Chuck Brooks: In my executive roles at both public and private sector companies I had often been tasked with managing consultants and government relations firms. Their levels of experience, knowledge, and contacts impressed me. I learned from them and their professionalism and initiative. The government relations and marketing consultants provided capabilities that cannot be found under one corporate roof. Because of the changing technology economy combined with the new sophistications involved in the legislative process, the government relations world has been in a state of transformation during the past few years. Both the system and needs of the client have significantly changed. The new role of a government relations operative is not confined to the dealings with government officials and Congress. It also includes public relations & marketing, and strategy as a skill set. Companies and organizations not only need legislative access, they also need business development strategies and marketing to “set the table” for sales or policy implementation. And the nature of communications (which used to me a letter, fax or phone call) has been supplanted in recent years by emails, texts, cell calls and new media networking. A successful consultant nowadays is really a Renaissance man (or woman) and needs to be adaptive and multi-skilled in processes, relationship building, and more often than not, strategic partnering. It also helps to have friends on both sides of the political aisle if you want to be successful for your client. I like the growing aspect of wearing several hats as a consultant.

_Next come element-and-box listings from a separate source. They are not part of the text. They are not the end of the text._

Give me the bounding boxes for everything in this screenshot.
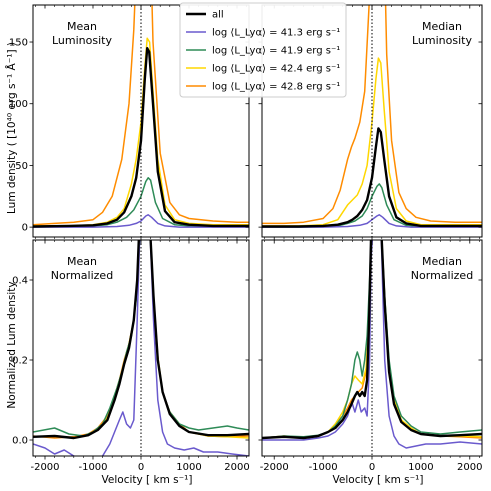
legend: all log ⟨L_Lyα⟩ = 41.3 erg s⁻¹ log ⟨L_Lyα⟩…	[179, 2, 347, 98]
series-line-purple	[262, 214, 482, 228]
y-tick-label: 150	[9, 38, 28, 49]
y-tick-label: 0.0	[12, 436, 28, 447]
legend-box	[179, 2, 347, 98]
y-tick-label: 0	[22, 223, 28, 234]
panel-3: -2000 -1000 0 1000 2000 0.0 0.2 0.4 MeanNormaliz…	[12, 239, 250, 473]
y-tick-label: 50	[15, 161, 28, 172]
panel-title-line: Normalized	[411, 269, 473, 282]
panel-title-line: Luminosity	[52, 34, 112, 47]
panels-group: 050100150MeanLuminosityMedianLuminosity-…	[9, 4, 483, 473]
series-line-orange	[262, 5, 482, 225]
x-tick-label: 1000	[176, 462, 201, 473]
legend-label: all	[212, 10, 224, 21]
series-line-orange	[33, 5, 249, 226]
y-tick-label: 0.4	[12, 276, 28, 287]
x-tick-label: -2000	[30, 462, 59, 473]
x-tick-label: 0	[369, 462, 375, 473]
panel-title-line: Median	[422, 20, 462, 33]
series-line-purple	[33, 214, 249, 228]
x-tick-label: 2000	[457, 462, 482, 473]
x-tick-label: 0	[138, 462, 144, 473]
series-line-yellow	[262, 57, 482, 227]
panel-title-line: Luminosity	[412, 34, 472, 47]
legend-label: log ⟨L_Lyα⟩ = 41.9 erg s⁻¹	[212, 46, 340, 57]
x-axis-label-left: Velocity [ km s⁻¹]	[102, 474, 193, 486]
x-tick-label: 2000	[224, 462, 249, 473]
series-line-purple	[33, 240, 249, 456]
x-tick-label: -1000	[309, 462, 338, 473]
legend-label: log ⟨L_Lyα⟩ = 41.3 erg s⁻¹	[212, 28, 340, 39]
y-tick-label: 0.2	[12, 356, 28, 367]
y-axis-label-bottom: Normalized Lum density	[6, 281, 18, 408]
series-line-all	[262, 240, 482, 440]
series-line-purple	[262, 240, 482, 449]
y-axis-label-top: Lum density ( [10⁴⁰ erg s⁻¹ Å⁻¹] )	[5, 42, 18, 214]
legend-label: log ⟨L_Lyα⟩ = 42.8 erg s⁻¹	[212, 82, 340, 93]
panel-title-line: Median	[422, 255, 462, 268]
series-line-all	[33, 47, 249, 228]
y-tick-label: 100	[9, 99, 28, 110]
panel-title-line: Normalized	[51, 269, 113, 282]
panel-title-line: Mean	[67, 20, 97, 33]
series-line-all	[33, 240, 249, 440]
x-axis-label-right: Velocity [ km s⁻¹]	[333, 474, 424, 486]
x-tick-label: -1000	[78, 462, 107, 473]
x-tick-label: -2000	[260, 462, 289, 473]
x-tick-label: 1000	[408, 462, 433, 473]
panel-title-line: Mean	[67, 255, 97, 268]
legend-label: log ⟨L_Lyα⟩ = 42.4 erg s⁻¹	[212, 64, 340, 75]
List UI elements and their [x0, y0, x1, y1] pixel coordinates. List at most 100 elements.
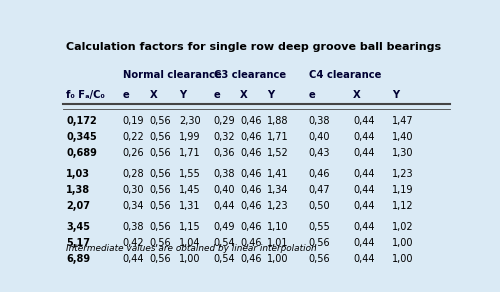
Text: 1,23: 1,23 — [267, 201, 288, 211]
Text: 0,47: 0,47 — [308, 185, 330, 195]
Text: 1,02: 1,02 — [392, 222, 413, 232]
Text: 0,54: 0,54 — [214, 238, 236, 248]
Text: 1,34: 1,34 — [267, 185, 288, 195]
Text: 0,172: 0,172 — [66, 116, 97, 126]
Text: 0,56: 0,56 — [308, 255, 330, 265]
Text: 0,38: 0,38 — [122, 222, 144, 232]
Text: 1,19: 1,19 — [392, 185, 413, 195]
Text: 0,43: 0,43 — [308, 148, 330, 158]
Text: X: X — [150, 90, 158, 100]
Text: 1,00: 1,00 — [267, 255, 288, 265]
Text: 0,345: 0,345 — [66, 132, 97, 142]
Text: 2,07: 2,07 — [66, 201, 90, 211]
Text: 0,44: 0,44 — [353, 238, 374, 248]
Text: C4 clearance: C4 clearance — [308, 70, 381, 80]
Text: 0,55: 0,55 — [308, 222, 330, 232]
Text: 0,32: 0,32 — [214, 132, 236, 142]
Text: 6,89: 6,89 — [66, 255, 90, 265]
Text: 0,49: 0,49 — [214, 222, 235, 232]
Text: 1,01: 1,01 — [267, 238, 288, 248]
Text: X: X — [240, 90, 248, 100]
Text: 0,46: 0,46 — [240, 238, 262, 248]
Text: 0,50: 0,50 — [308, 201, 330, 211]
Text: Y: Y — [267, 90, 274, 100]
Text: 1,30: 1,30 — [392, 148, 413, 158]
Text: 1,45: 1,45 — [179, 185, 201, 195]
Text: e: e — [122, 90, 130, 100]
Text: 0,46: 0,46 — [240, 148, 262, 158]
Text: C3 clearance: C3 clearance — [214, 70, 286, 80]
Text: 0,44: 0,44 — [353, 222, 374, 232]
Text: 0,56: 0,56 — [150, 255, 172, 265]
Text: 5,17: 5,17 — [66, 238, 90, 248]
Text: 0,46: 0,46 — [308, 169, 330, 179]
Text: 0,42: 0,42 — [122, 238, 144, 248]
Text: 0,689: 0,689 — [66, 148, 97, 158]
Text: 0,54: 0,54 — [214, 255, 236, 265]
Text: 0,44: 0,44 — [353, 148, 374, 158]
Text: 1,23: 1,23 — [392, 169, 413, 179]
Text: 2,30: 2,30 — [179, 116, 201, 126]
Text: 1,00: 1,00 — [392, 255, 413, 265]
Text: 0,36: 0,36 — [214, 148, 235, 158]
Text: 0,46: 0,46 — [240, 255, 262, 265]
Text: 1,04: 1,04 — [179, 238, 200, 248]
Text: 1,41: 1,41 — [267, 169, 288, 179]
Text: 1,88: 1,88 — [267, 116, 288, 126]
Text: 0,56: 0,56 — [150, 132, 172, 142]
Text: 0,22: 0,22 — [122, 132, 144, 142]
Text: e: e — [214, 90, 220, 100]
Text: e: e — [308, 90, 316, 100]
Text: 0,44: 0,44 — [353, 169, 374, 179]
Text: 0,46: 0,46 — [240, 222, 262, 232]
Text: 0,44: 0,44 — [353, 132, 374, 142]
Text: 0,28: 0,28 — [122, 169, 144, 179]
Text: 1,71: 1,71 — [179, 148, 201, 158]
Text: 0,44: 0,44 — [353, 185, 374, 195]
Text: 0,56: 0,56 — [150, 238, 172, 248]
Text: 0,26: 0,26 — [122, 148, 144, 158]
Text: 0,44: 0,44 — [353, 201, 374, 211]
Text: 0,46: 0,46 — [240, 185, 262, 195]
Text: 0,56: 0,56 — [150, 222, 172, 232]
Text: 0,44: 0,44 — [353, 116, 374, 126]
Text: 0,44: 0,44 — [122, 255, 144, 265]
Text: 1,99: 1,99 — [179, 132, 200, 142]
Text: X: X — [353, 90, 361, 100]
Text: 0,19: 0,19 — [122, 116, 144, 126]
Text: 0,46: 0,46 — [240, 116, 262, 126]
Text: 0,46: 0,46 — [240, 132, 262, 142]
Text: Calculation factors for single row deep groove ball bearings: Calculation factors for single row deep … — [66, 42, 442, 52]
Text: 1,03: 1,03 — [66, 169, 90, 179]
Text: 0,34: 0,34 — [122, 201, 144, 211]
Text: 0,40: 0,40 — [308, 132, 330, 142]
Text: 0,29: 0,29 — [214, 116, 236, 126]
Text: 0,56: 0,56 — [150, 185, 172, 195]
Text: 0,46: 0,46 — [240, 169, 262, 179]
Text: 1,71: 1,71 — [267, 132, 288, 142]
Text: 1,10: 1,10 — [267, 222, 288, 232]
Text: 1,55: 1,55 — [179, 169, 201, 179]
Text: 0,40: 0,40 — [214, 185, 235, 195]
Text: 1,00: 1,00 — [179, 255, 200, 265]
Text: 0,44: 0,44 — [214, 201, 235, 211]
Text: 0,38: 0,38 — [214, 169, 235, 179]
Text: 3,45: 3,45 — [66, 222, 90, 232]
Text: Y: Y — [392, 90, 399, 100]
Text: 1,52: 1,52 — [267, 148, 289, 158]
Text: Intermediate values are obtained by linear interpolation: Intermediate values are obtained by line… — [66, 244, 317, 253]
Text: 0,56: 0,56 — [150, 116, 172, 126]
Text: 0,56: 0,56 — [150, 201, 172, 211]
Text: 1,15: 1,15 — [179, 222, 201, 232]
Text: 1,00: 1,00 — [392, 238, 413, 248]
Text: 0,44: 0,44 — [353, 255, 374, 265]
Text: 1,12: 1,12 — [392, 201, 413, 211]
Text: 0,56: 0,56 — [150, 169, 172, 179]
Text: 0,56: 0,56 — [308, 238, 330, 248]
Text: f₀ Fₐ/C₀: f₀ Fₐ/C₀ — [66, 90, 105, 100]
Text: 0,30: 0,30 — [122, 185, 144, 195]
Text: Normal clearance: Normal clearance — [122, 70, 222, 80]
Text: 1,47: 1,47 — [392, 116, 413, 126]
Text: 0,56: 0,56 — [150, 148, 172, 158]
Text: 1,31: 1,31 — [179, 201, 200, 211]
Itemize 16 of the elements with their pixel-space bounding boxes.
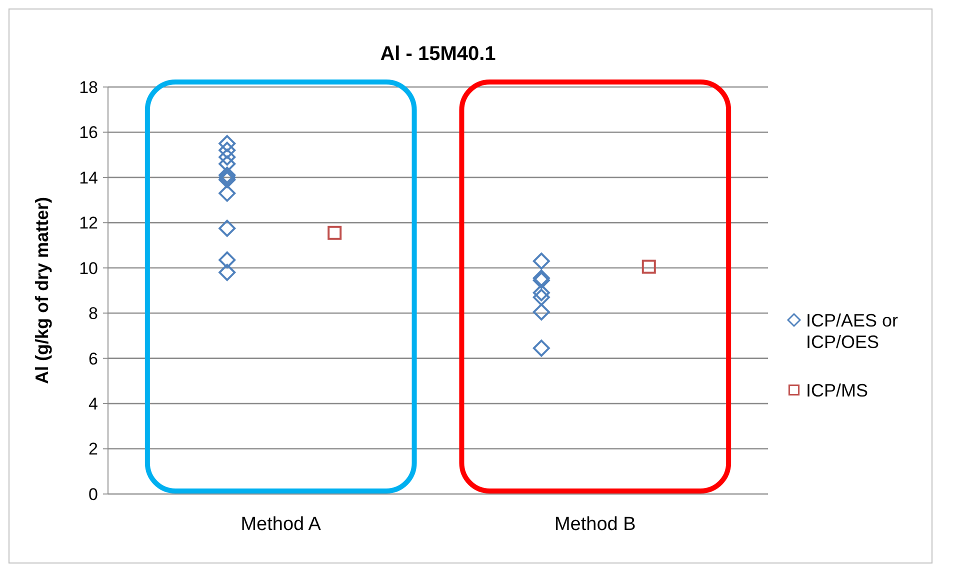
y-tick-label: 14 bbox=[79, 168, 98, 188]
y-tick-label: 6 bbox=[88, 349, 98, 368]
legend-label: ICP/MS bbox=[806, 380, 868, 400]
y-tick-label: 10 bbox=[79, 258, 98, 278]
y-tick-label: 12 bbox=[79, 214, 98, 233]
y-tick-label: 8 bbox=[88, 304, 98, 324]
y-axis-title: Al (g/kg of dry matter) bbox=[32, 196, 52, 384]
legend-label: ICP/AES or ICP/OES bbox=[806, 310, 898, 352]
y-tick-label: 4 bbox=[88, 394, 98, 414]
x-tick-label: Method A bbox=[240, 514, 322, 535]
y-tick-label: 0 bbox=[88, 484, 98, 504]
y-tick-label: 18 bbox=[79, 78, 98, 97]
y-tick-label: 16 bbox=[79, 123, 98, 142]
x-tick-label: Method B bbox=[554, 514, 636, 535]
chart-title: Al - 15M40.1 bbox=[380, 43, 496, 65]
y-tick-label: 2 bbox=[88, 440, 98, 459]
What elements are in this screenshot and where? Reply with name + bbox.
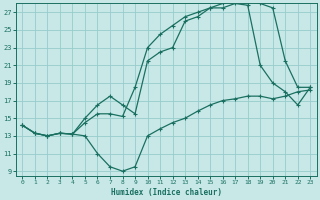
X-axis label: Humidex (Indice chaleur): Humidex (Indice chaleur) bbox=[111, 188, 222, 197]
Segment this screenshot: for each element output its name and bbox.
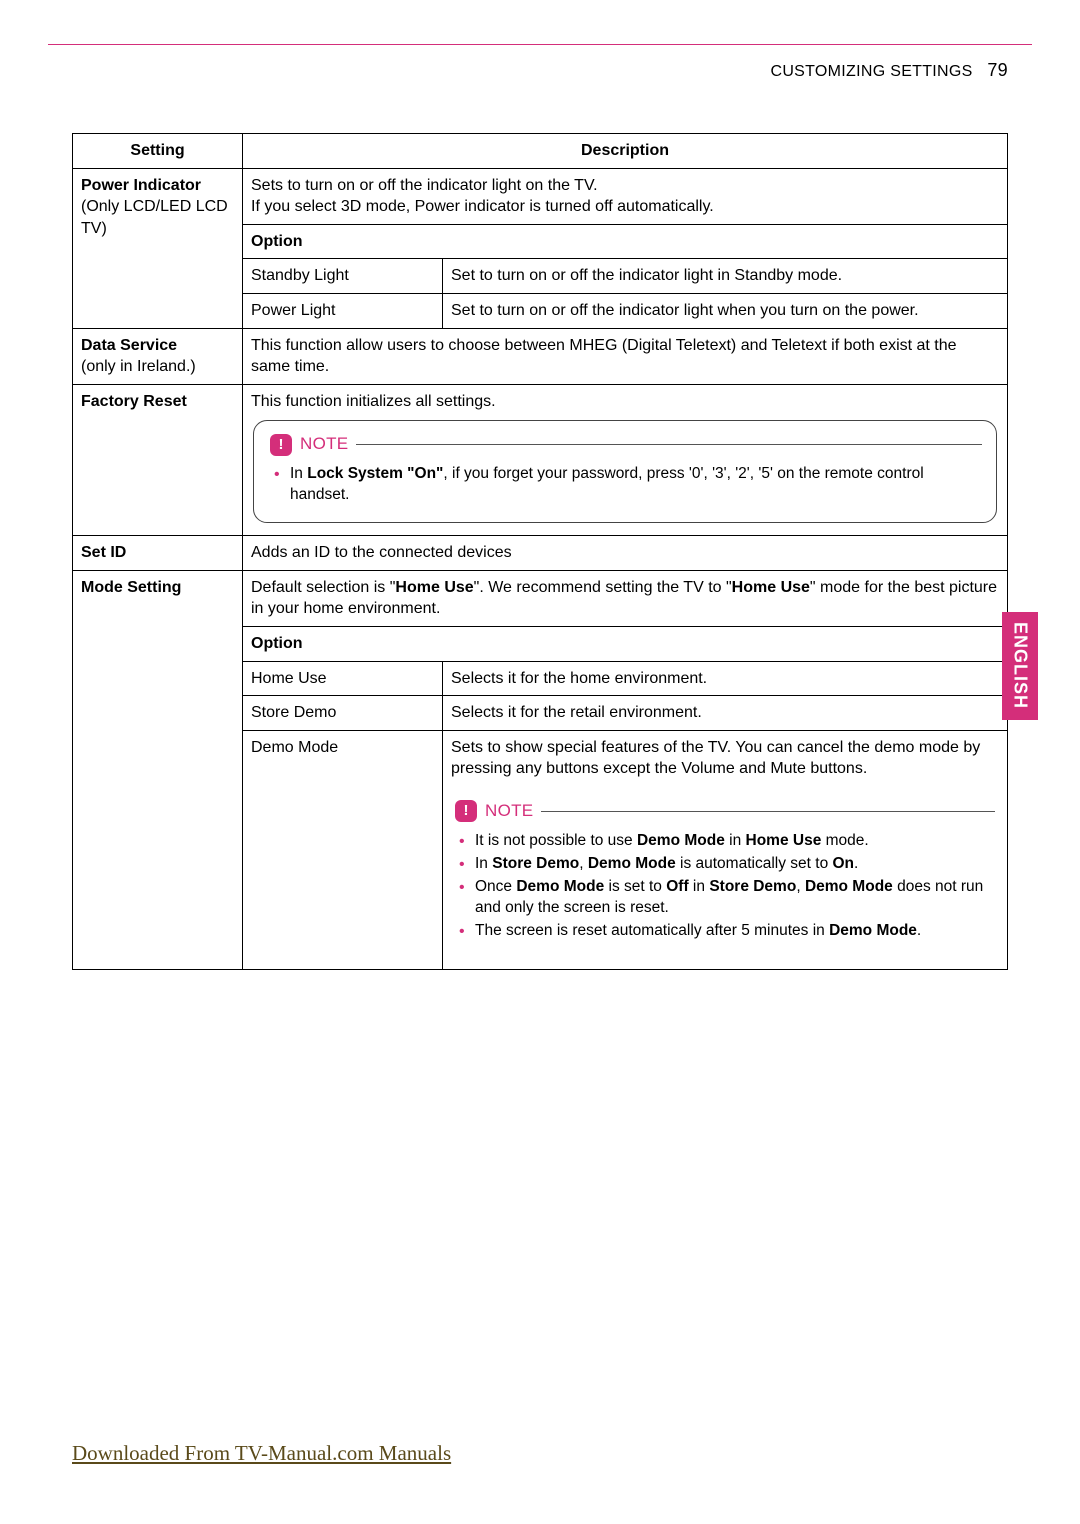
section-title: CUSTOMIZING SETTINGS [770,63,972,80]
footer-link[interactable]: Downloaded From TV-Manual.com Manuals [72,1441,451,1466]
top-rule [48,44,1032,45]
row-mode-setting: Mode Setting Default selection is "Home … [73,570,1008,626]
cell-mode-desc: Default selection is "Home Use". We reco… [243,570,1008,626]
page: CUSTOMIZING SETTINGS 79 ENGLISH Setting … [0,0,1080,1524]
cell-powerlight-desc: Set to turn on or off the indicator ligh… [443,293,1008,328]
page-header: CUSTOMIZING SETTINGS 79 [72,60,1008,81]
cell-home-name: Home Use [243,661,443,696]
cell-store-desc: Selects it for the retail environment. [443,696,1008,731]
note-label: NOTE [300,433,348,456]
cell-standby-desc: Set to turn on or off the indicator ligh… [443,259,1008,294]
note-list: In Lock System "On", if you forget your … [270,464,982,506]
cell-setid-label: Set ID [73,536,243,571]
language-tab: ENGLISH [1002,612,1038,720]
cell-dataservice-desc: This function allow users to choose betw… [243,328,1008,384]
cell-mode-option-head: Option [243,626,1008,661]
note-box-factory: ! NOTE In Lock System "On", if you forge… [253,420,997,523]
alert-icon: ! [455,800,477,822]
cell-demo-desc: Sets to show special features of the TV.… [443,730,1008,970]
note-item: The screen is reset automatically after … [459,921,995,942]
note-rule [541,811,995,812]
cell-power-indicator-label: Power Indicator (Only LCD/LED LCD TV) [73,168,243,328]
settings-table: Setting Description Power Indicator (Onl… [72,133,1008,970]
cell-standby-name: Standby Light [243,259,443,294]
note-rule [356,444,982,445]
page-number: 79 [987,60,1008,80]
cell-option-head: Option [243,224,1008,259]
note-item: It is not possible to use Demo Mode in H… [459,831,995,852]
cell-mode-label: Mode Setting [73,570,243,970]
cell-setid-desc: Adds an ID to the connected devices [243,536,1008,571]
label-bold: Power Indicator [81,177,201,194]
col-setting: Setting [73,134,243,169]
row-power-indicator: Power Indicator (Only LCD/LED LCD TV) Se… [73,168,1008,224]
cell-powerlight-name: Power Light [243,293,443,328]
row-data-service: Data Service (only in Ireland.) This fun… [73,328,1008,384]
note-item: Once Demo Mode is set to Off in Store De… [459,877,995,919]
cell-home-desc: Selects it for the home environment. [443,661,1008,696]
cell-store-name: Store Demo [243,696,443,731]
row-factory-reset: Factory Reset This function initializes … [73,384,1008,535]
cell-factory-label: Factory Reset [73,384,243,535]
cell-dataservice-label: Data Service (only in Ireland.) [73,328,243,384]
note-box-demo: ! NOTE It is not possible to use Demo Mo… [453,788,997,958]
table-head-row: Setting Description [73,134,1008,169]
label-sub: (Only LCD/LED LCD TV) [81,198,228,237]
cell-power-indicator-desc: Sets to turn on or off the indicator lig… [243,168,1008,224]
cell-demo-name: Demo Mode [243,730,443,970]
row-setid: Set ID Adds an ID to the connected devic… [73,536,1008,571]
note-item: In Store Demo, Demo Mode is automaticall… [459,854,995,875]
alert-icon: ! [270,434,292,456]
note-label: NOTE [485,800,533,823]
cell-factory-desc: This function initializes all settings. … [243,384,1008,535]
col-description: Description [243,134,1008,169]
note-list: It is not possible to use Demo Mode in H… [455,831,995,942]
note-item: In Lock System "On", if you forget your … [274,464,982,506]
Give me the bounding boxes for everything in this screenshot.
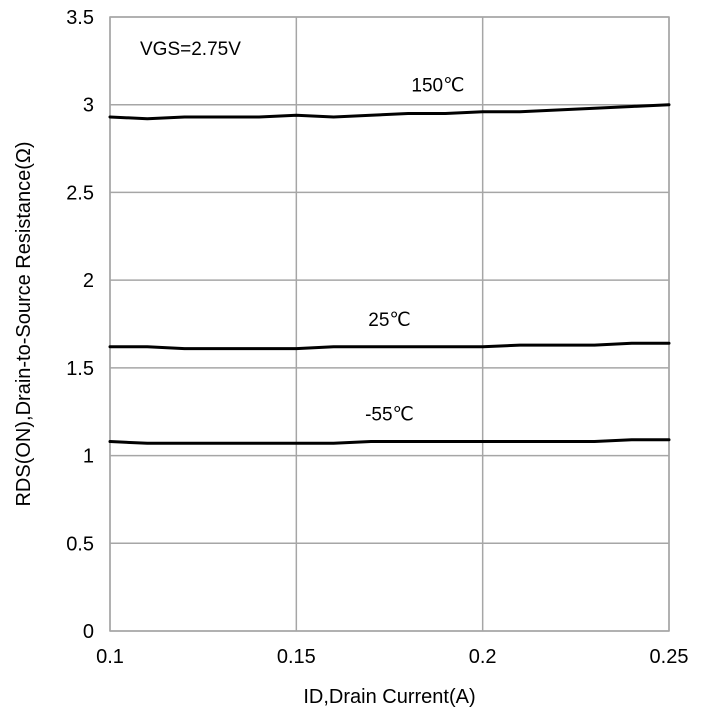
series-layer: 150℃ 25℃ -55℃ [108,75,671,445]
x-tick-label: 0.25 [650,646,689,668]
series-label: 150℃ [411,75,464,96]
x-tick-label: 0.15 [277,646,316,668]
y-tick-label: 1.5 [66,358,94,380]
y-tick-label: 0.5 [66,533,94,555]
x-tick-label: 0.1 [96,646,124,668]
series-label: -55℃ [365,405,414,426]
x-tick-label: 0.2 [469,646,497,668]
y-tick-label: 2.5 [66,182,94,204]
y-tick-label: 3 [83,95,94,117]
plot-area [109,16,670,632]
y-tick-label: 1 [83,446,94,468]
series-line [108,341,671,351]
series-line [108,103,671,121]
series-label: 25℃ [368,310,410,331]
y-axis-title: RDS(ON),Drain-to-Source Resistance(Ω) [13,141,35,506]
y-tick-label: 0 [83,621,94,643]
condition-annotation: VGS=2.75V [140,39,241,60]
tick-labels: 0 0.5 1 1.5 2 2.5 3 3.5 0.1 0.15 0.2 0.25 [66,7,688,668]
x-axis-title: ID,Drain Current(A) [303,686,475,708]
y-tick-label: 2 [83,270,94,292]
series-line [108,438,671,445]
y-tick-label: 3.5 [66,7,94,29]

WashingtonExec: If you have a “tagline” or “motto” for Brooks Consulting International, what would it be?
Chuck Brooks: “The strategic alchemy of business development & government relations. Effective, affordable, and sustainable relationship building for the bottom line.”
WashingtonExec: When you are not working, what do you like to do in your spare time?
Chuck Brooks: Most of all, I am a family man with a great wife and two terrific daughters, a cat, and a little fat pug. My family members are all “foodies” and we spend time visiting farmer’s markets and restaurants. (I also Created and manage the “DC Foodies” Group on Linked In). We are also devoted realty TV fans of “Ghost Hunters” and “Pawn Stars”. My past passions had been powerlifting (I won several bench press titles in my younger years) and martial arts but it is difficult to find time to pursue those anymore because of valuable time needed for work and family. But that is OK with me.
WashingtonExec: How do you plan on creating and retaining your customer base?
Chuck Brooks: Washington, DC really is a city of networking. Initially I have reached out to former colleagues and friends. My goal is to be a boutique firm and focus quality time on several clients and deliver. Success in fulfilling the needs of the client is always the best way to build and maintain a solid customer base.
WashingtonExec: You have an extensive background in national security and cybersecurity, what keeps you up at night?
Chuck Brooks: Because there is an open nation of soft targets, terrorism is always a worry. However, it is the catastrophic scenarios that really worry me. We live in a world of algorithms. Our nation’s critical infrastructure including the electric grid, transportation networks, and financial networks are all vulnerable to attacks by hackers and even governments. Cybersecurity capabilities in hardware, software, training and protocols, must keep pace to protect and preempt the increasingly sophisticated threats in both the public and private sectors. Another area of real concern is the bioterrorism and pandemics. The Avian flu and SARs epidemic demonstrated how rapidly infectious diseases can spread globally. Detecting, identifying and mitigating bio threats (natural or man-made) is very challenging and there is little room for error when the public health is at stake.